Dairy farmers must take a considered approach to expanding their businesses in the wake of milk quotas ending, according to Dairy Ireland chairman David Murphy.
“The termination of quotas is not a silver bullet in terms of delivering unending good time for the dairy industry,” he said.
“Challenges still lie ahead, market volatility being one of them. However, the big advantage to be gained from milk quotas ending is the tremendous flexibility which milk producers now have to respond positively when dairy markets are strengthening. A case in point was last year: market prices hardened significantly during the first half of 2014, yet many Irish dairy farmers were hampered from benefitting fully from this opportunity because of quotas.”
Murphy went on to point out that a key challenge now confronting dairy farmers is that of ensuring the sustainability of their current businesses.
“Producers must act to have their existing farms running as efficiently as possible before looking at possible growth opportunities down the road.
“I believe that it should be feasible for producers to expand milk output by up to 15%, simply on the back of getting more from their existing herds.

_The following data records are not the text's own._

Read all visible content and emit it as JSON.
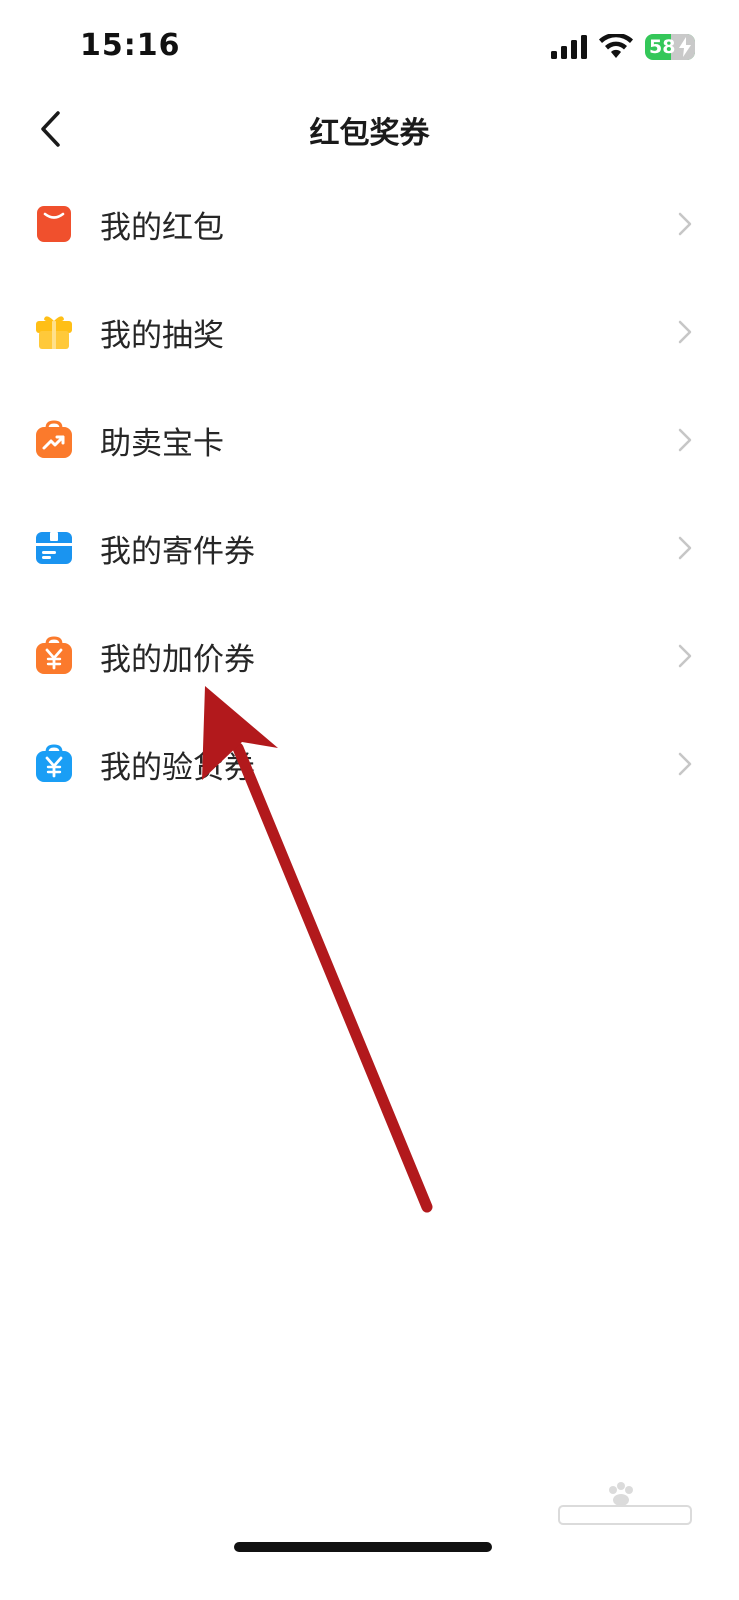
{
  "status_bar": {
    "time": "15:16",
    "battery_level": "58",
    "icons": [
      "cellular-signal-icon",
      "wifi-icon",
      "battery-charging-icon"
    ],
    "battery_color": "#34c759"
  },
  "header": {
    "title": "红包奖券",
    "back_icon": "chevron-left-icon"
  },
  "menu": {
    "items": [
      {
        "label": "我的红包",
        "icon": "red-envelope-icon",
        "color": "#f0502d"
      },
      {
        "label": "我的抽奖",
        "icon": "gift-box-icon",
        "color": "#ffbf16"
      },
      {
        "label": "助卖宝卡",
        "icon": "trend-bag-icon",
        "color": "#fb7a2c"
      },
      {
        "label": "我的寄件券",
        "icon": "parcel-icon",
        "color": "#1a94f0"
      },
      {
        "label": "我的加价券",
        "icon": "yuan-bag-icon",
        "color": "#fb7a2c"
      },
      {
        "label": "我的验货券",
        "icon": "yuan-bag-icon",
        "color": "#1a9ef5"
      }
    ],
    "chevron_icon": "chevron-right-icon"
  },
  "annotation": {
    "icon": "red-arrow-icon",
    "color": "#b2191c",
    "points_to": "我的加价券"
  },
  "watermark": {
    "icon": "baidu-jingyan-logo"
  }
}
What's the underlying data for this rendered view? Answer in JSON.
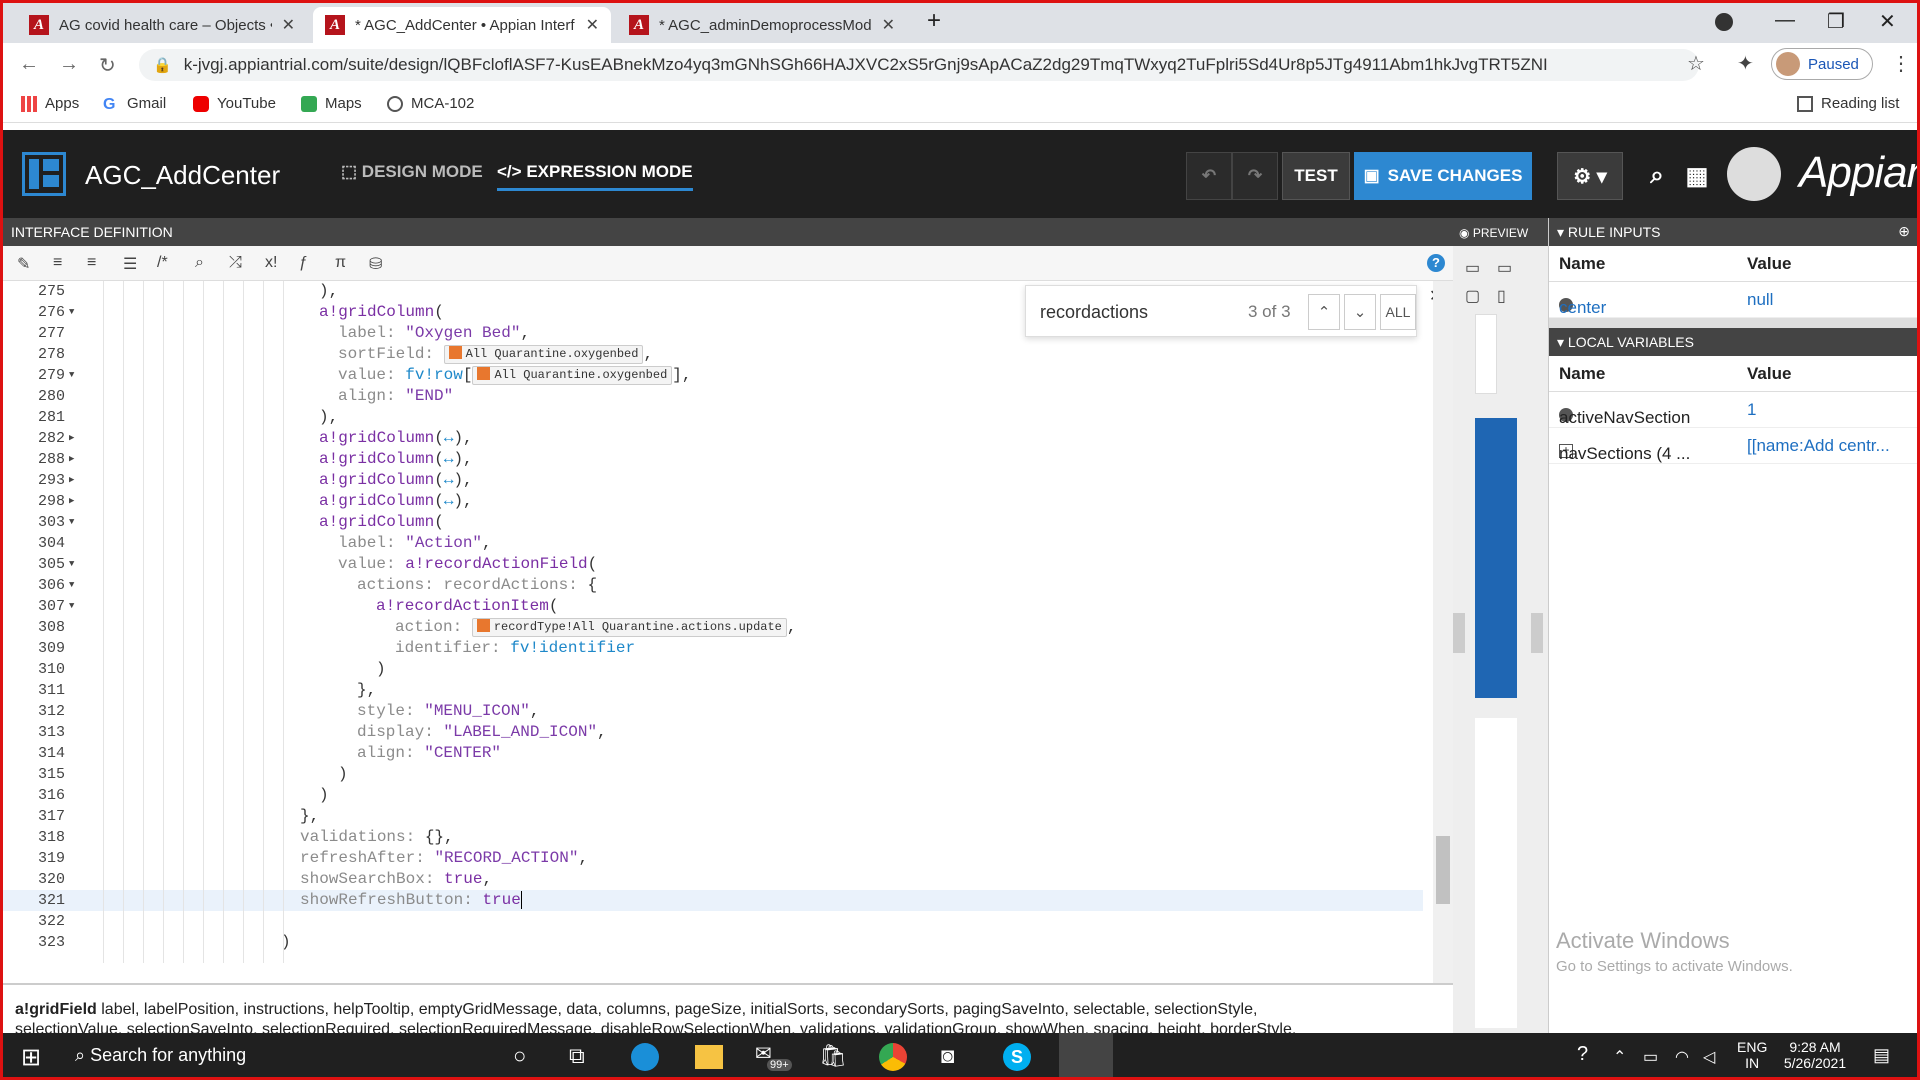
{
  "browser": {
    "tabs": [
      {
        "title": "AG covid health care – Objects •",
        "active": false
      },
      {
        "title": "* AGC_AddCenter • Appian Interf",
        "active": true
      },
      {
        "title": "* AGC_adminDemoprocessMode",
        "active": false
      }
    ],
    "url": "k-jvgj.appiantrial.com/suite/design/lQBFcloflASF7-KusEABnekMzo4yq3mGNhSGh66HAJXVC2xS5rGnj9sApACaZ2dg29TmqTWxyq2TuFplri5Sd4Ur8p5JTg4911Abm1hkJvgTRT5ZNI",
    "profile_label": "Paused",
    "bookmarks": [
      "Apps",
      "Gmail",
      "YouTube",
      "Maps",
      "MCA-102"
    ],
    "reading_list": "Reading list"
  },
  "app": {
    "title": "AGC_AddCenter",
    "design_mode": "DESIGN MODE",
    "expression_mode": "EXPRESSION MODE",
    "test_label": "TEST",
    "save_label": "SAVE CHANGES",
    "brand": "Appian",
    "accent": "#2d88d1"
  },
  "editor": {
    "header": "INTERFACE DEFINITION",
    "find": {
      "query": "recordactions",
      "count": "3 of 3",
      "all_label": "ALL"
    },
    "hint_fn": "a!gridField",
    "hint_line1": "label, labelPosition, instructions, helpTooltip, emptyGridMessage, data, columns, pageSize, initialSorts, secondarySorts, pagingSaveInto, selectable, selectionStyle,",
    "hint_line2": "selectionValue, selectionSaveInto, selectionRequired, selectionRequiredMessage, disableRowSelectionWhen, validations, validationGroup, showWhen, spacing, height, borderStyle,"
  },
  "preview": {
    "label": "PREVIEW"
  },
  "rule_inputs": {
    "header": "RULE INPUTS",
    "col_name": "Name",
    "col_value": "Value",
    "rows": [
      {
        "name": "center",
        "value": "null"
      }
    ]
  },
  "local_vars": {
    "header": "LOCAL VARIABLES",
    "col_name": "Name",
    "col_value": "Value",
    "rows": [
      {
        "name": "activeNavSection",
        "value": "1"
      },
      {
        "name": "navSections (4 ...",
        "value": "[[name:Add centr..."
      }
    ]
  },
  "watermark": {
    "line1": "Activate Windows",
    "line2": "Go to Settings to activate Windows."
  },
  "taskbar": {
    "search_placeholder": "Search for anything",
    "mail_badge": "99+",
    "lang1": "ENG",
    "lang2": "IN",
    "time": "9:28 AM",
    "date": "5/26/2021"
  }
}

For the most part, this will be achieved by milking cows longer into the back end. Up to now may farmers were drying cows off prematurely because of quota limitations.”
Murphy believes that dairy processors must play their part in delivering a sustainable price for milk producers.

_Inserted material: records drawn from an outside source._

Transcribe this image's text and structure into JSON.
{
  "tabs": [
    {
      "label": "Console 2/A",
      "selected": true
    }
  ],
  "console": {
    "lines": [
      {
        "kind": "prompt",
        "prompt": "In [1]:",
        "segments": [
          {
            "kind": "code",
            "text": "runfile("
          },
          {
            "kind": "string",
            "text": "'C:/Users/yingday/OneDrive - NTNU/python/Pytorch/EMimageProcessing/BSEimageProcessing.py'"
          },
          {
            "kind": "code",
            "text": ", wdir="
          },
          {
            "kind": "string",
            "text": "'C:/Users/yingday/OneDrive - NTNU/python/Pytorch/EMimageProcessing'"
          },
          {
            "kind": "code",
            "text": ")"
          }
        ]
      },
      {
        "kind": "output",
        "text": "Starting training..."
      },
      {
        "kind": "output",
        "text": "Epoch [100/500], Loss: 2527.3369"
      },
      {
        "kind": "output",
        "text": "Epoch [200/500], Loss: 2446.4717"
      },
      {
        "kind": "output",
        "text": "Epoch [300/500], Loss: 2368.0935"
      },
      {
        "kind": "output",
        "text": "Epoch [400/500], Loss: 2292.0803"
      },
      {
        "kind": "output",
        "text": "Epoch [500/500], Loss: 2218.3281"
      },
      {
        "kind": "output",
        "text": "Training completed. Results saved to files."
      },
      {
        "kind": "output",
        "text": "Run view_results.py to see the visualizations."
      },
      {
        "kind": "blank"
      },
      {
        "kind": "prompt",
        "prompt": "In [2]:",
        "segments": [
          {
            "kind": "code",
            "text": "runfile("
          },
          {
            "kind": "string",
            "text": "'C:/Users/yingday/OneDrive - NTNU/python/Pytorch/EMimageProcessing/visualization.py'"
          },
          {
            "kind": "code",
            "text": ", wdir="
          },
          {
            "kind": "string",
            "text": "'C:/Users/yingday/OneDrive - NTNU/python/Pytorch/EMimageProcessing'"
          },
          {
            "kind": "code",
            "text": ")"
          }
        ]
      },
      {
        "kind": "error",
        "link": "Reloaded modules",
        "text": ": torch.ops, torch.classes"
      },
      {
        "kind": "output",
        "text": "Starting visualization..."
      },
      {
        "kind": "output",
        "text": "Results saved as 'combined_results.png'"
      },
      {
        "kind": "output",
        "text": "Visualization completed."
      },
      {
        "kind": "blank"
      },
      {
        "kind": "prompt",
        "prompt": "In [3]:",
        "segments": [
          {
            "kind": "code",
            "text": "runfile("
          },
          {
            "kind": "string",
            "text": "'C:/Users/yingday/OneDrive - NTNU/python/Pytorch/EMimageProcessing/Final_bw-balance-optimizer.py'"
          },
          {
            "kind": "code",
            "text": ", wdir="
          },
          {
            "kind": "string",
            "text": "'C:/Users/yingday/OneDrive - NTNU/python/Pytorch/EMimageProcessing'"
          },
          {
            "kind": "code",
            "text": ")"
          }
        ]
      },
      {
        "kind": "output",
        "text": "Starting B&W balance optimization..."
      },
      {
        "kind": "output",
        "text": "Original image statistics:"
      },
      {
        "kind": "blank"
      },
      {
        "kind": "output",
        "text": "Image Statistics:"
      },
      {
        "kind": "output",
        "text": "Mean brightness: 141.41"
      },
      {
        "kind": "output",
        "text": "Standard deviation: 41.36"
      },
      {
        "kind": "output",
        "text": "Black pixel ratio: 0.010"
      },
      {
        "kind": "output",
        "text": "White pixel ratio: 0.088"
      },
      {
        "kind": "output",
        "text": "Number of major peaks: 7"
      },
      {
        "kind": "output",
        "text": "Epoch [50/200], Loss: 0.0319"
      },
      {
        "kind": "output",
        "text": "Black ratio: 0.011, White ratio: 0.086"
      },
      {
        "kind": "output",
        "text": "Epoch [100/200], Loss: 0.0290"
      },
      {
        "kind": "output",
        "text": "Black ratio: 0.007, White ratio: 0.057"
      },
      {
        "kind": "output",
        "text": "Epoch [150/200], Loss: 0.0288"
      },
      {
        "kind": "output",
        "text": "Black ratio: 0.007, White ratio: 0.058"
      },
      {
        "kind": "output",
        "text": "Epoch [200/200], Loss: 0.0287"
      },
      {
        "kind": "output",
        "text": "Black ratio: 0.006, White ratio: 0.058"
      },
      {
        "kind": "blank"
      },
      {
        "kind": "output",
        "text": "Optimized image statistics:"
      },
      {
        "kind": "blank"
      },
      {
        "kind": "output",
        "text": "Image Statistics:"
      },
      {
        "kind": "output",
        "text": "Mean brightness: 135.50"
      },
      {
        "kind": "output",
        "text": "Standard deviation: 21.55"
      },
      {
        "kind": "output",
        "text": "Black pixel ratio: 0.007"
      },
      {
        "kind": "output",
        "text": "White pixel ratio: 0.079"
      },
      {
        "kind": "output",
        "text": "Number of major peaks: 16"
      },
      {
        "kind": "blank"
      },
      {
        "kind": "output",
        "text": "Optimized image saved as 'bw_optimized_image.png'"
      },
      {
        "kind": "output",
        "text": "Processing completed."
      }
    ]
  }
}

“I welcome the almost €¾bn that has been invested in new dairy processing capacity. Obviously we must, as an industry, ensure that the optimal level of payback is generated on the back of this commitment.

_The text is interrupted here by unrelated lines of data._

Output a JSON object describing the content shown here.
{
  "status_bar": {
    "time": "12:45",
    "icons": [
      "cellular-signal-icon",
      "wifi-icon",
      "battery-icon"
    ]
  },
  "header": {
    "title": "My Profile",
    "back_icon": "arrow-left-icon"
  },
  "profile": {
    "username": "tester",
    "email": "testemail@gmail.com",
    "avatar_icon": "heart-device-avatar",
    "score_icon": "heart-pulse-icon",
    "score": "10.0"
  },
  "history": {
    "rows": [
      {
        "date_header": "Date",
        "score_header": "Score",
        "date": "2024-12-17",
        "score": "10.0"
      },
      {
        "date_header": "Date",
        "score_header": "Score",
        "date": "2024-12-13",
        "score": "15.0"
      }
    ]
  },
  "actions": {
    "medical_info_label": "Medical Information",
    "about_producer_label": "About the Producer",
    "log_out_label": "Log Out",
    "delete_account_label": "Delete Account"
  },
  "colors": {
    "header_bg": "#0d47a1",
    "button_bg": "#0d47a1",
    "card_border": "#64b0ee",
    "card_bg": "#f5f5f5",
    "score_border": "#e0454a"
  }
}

“However, we still have 20 different processing milk businesses in Ireland. Surely this figure could be reduced significantly. We need scale of operation to allow us compete with the likes of Arla and Fonterra on world dairy markets.”
The Dairy Ireland chairman is firmly of the view that the coming years could be marked by a significant increase in EU milk output.
“New Zealand has reached its limit, from a milk production perspective” he said.
“However, there is no doubting the potential of the United States to significantly increase milk output on the back of cheap grain and energy prices.”